Precedence, highest first: CLI flags → profile block → defaults block → built-in (keep everything). An invalid block (negative count, unparseable duration) fails fast at config load.

The CLI

# Dry-run (default): show which chains the policy would prune, for one profile.
siphon dumps prune --profile prod

# Override the configured policy for this run, then actually delete.
siphon dumps prune --profile prod --keep-last 14 --apply

# Pure flag-driven policy (no config), GFS only.
siphon dumps prune --gfs-daily 7 --gfs-weekly 4 --gfs-monthly 6 --apply

--apply performs deletions; without it, prune only prints the plan.
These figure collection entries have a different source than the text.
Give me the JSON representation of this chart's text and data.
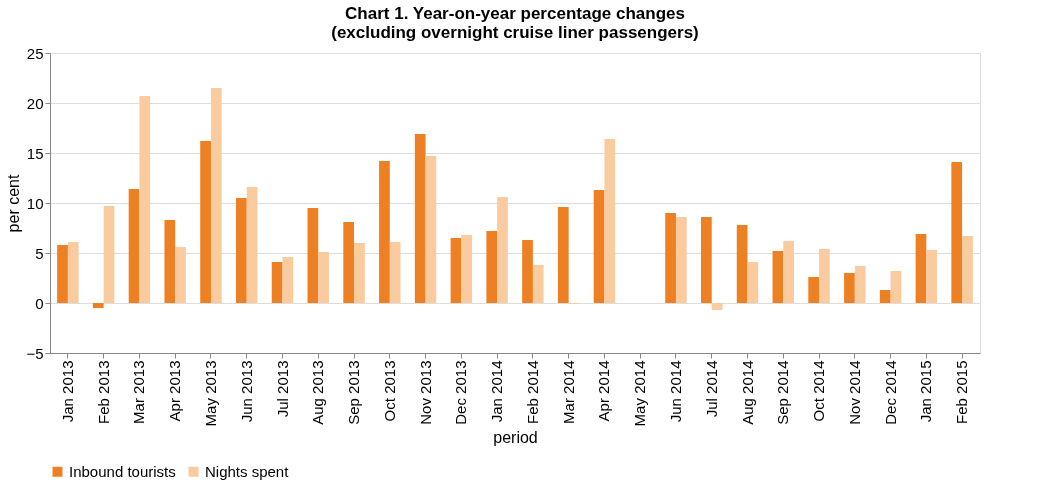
{
  "chart_data": {
    "type": "bar",
    "title": "Chart 1.  Year-on-year percentage changes\n(excluding overnight cruise liner passengers)",
    "xlabel": "period",
    "ylabel": "per cent",
    "categories": [
      "Jan 2013",
      "Feb 2013",
      "Mar 2013",
      "Apr 2013",
      "May 2013",
      "Jun 2013",
      "Jul 2013",
      "Aug 2013",
      "Sep 2013",
      "Oct 2013",
      "Nov 2013",
      "Dec 2013",
      "Jan 2014",
      "Feb 2014",
      "Mar 2014",
      "Apr 2014",
      "May 2014",
      "Jun 2014",
      "Jul 2014",
      "Aug 2014",
      "Sep 2014",
      "Oct 2014",
      "Nov 2014",
      "Dec 2014",
      "Jan 2015",
      "Feb 2015"
    ],
    "series": [
      {
        "name": "Inbound tourists",
        "color": "#ed8022",
        "values": [
          5.8,
          -0.5,
          11.4,
          8.3,
          16.2,
          10.5,
          4.1,
          9.5,
          8.1,
          14.2,
          16.9,
          6.5,
          7.2,
          6.3,
          9.6,
          11.3,
          null,
          9.0,
          8.6,
          7.8,
          5.2,
          2.6,
          3.0,
          1.3,
          6.9,
          14.1
        ]
      },
      {
        "name": "Nights spent",
        "color": "#fbcba0",
        "values": [
          6.1,
          9.7,
          20.7,
          5.6,
          21.5,
          11.6,
          4.6,
          5.1,
          6.0,
          6.1,
          14.7,
          6.8,
          10.6,
          3.8,
          -0.1,
          16.4,
          null,
          8.6,
          -0.7,
          4.1,
          6.2,
          5.4,
          3.7,
          3.2,
          5.3,
          6.7
        ]
      }
    ],
    "ylim": [
      -5,
      25
    ],
    "yticks": [
      -5,
      0,
      5,
      10,
      15,
      20,
      25
    ],
    "grid": "y",
    "legend": "bottom"
  }
}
Flags (--keep-last, --max-age, --gfs-daily/-weekly/-monthly) override the config-derived policy, but only when explicitly set — an unset flag never zeroes out a configured rule.

Safety properties

  • Dry-run by default — deletion requires an explicit --apply.
  • Keep-everything on empty — a missing or all-zero policy prunes nothing.
  • Union semantics — every rule can only protect; none can cause a surprise deletion.
  • Chain-atomic — a base is only deleted when its whole chain is pruned, so an incremental is never left unrestorable.
  • Leaf-inward deletion — within a pruned chain, incrementals are deleted before the base, so an interrupted prune (Ctrl-C, network blip) leaves at worst a complete shorter chain, never a base missing under a surviving incremental.
  • Collected failures — a single dump that fails to delete is reported and the run exits non-zero, but the remaining chains are still pruned.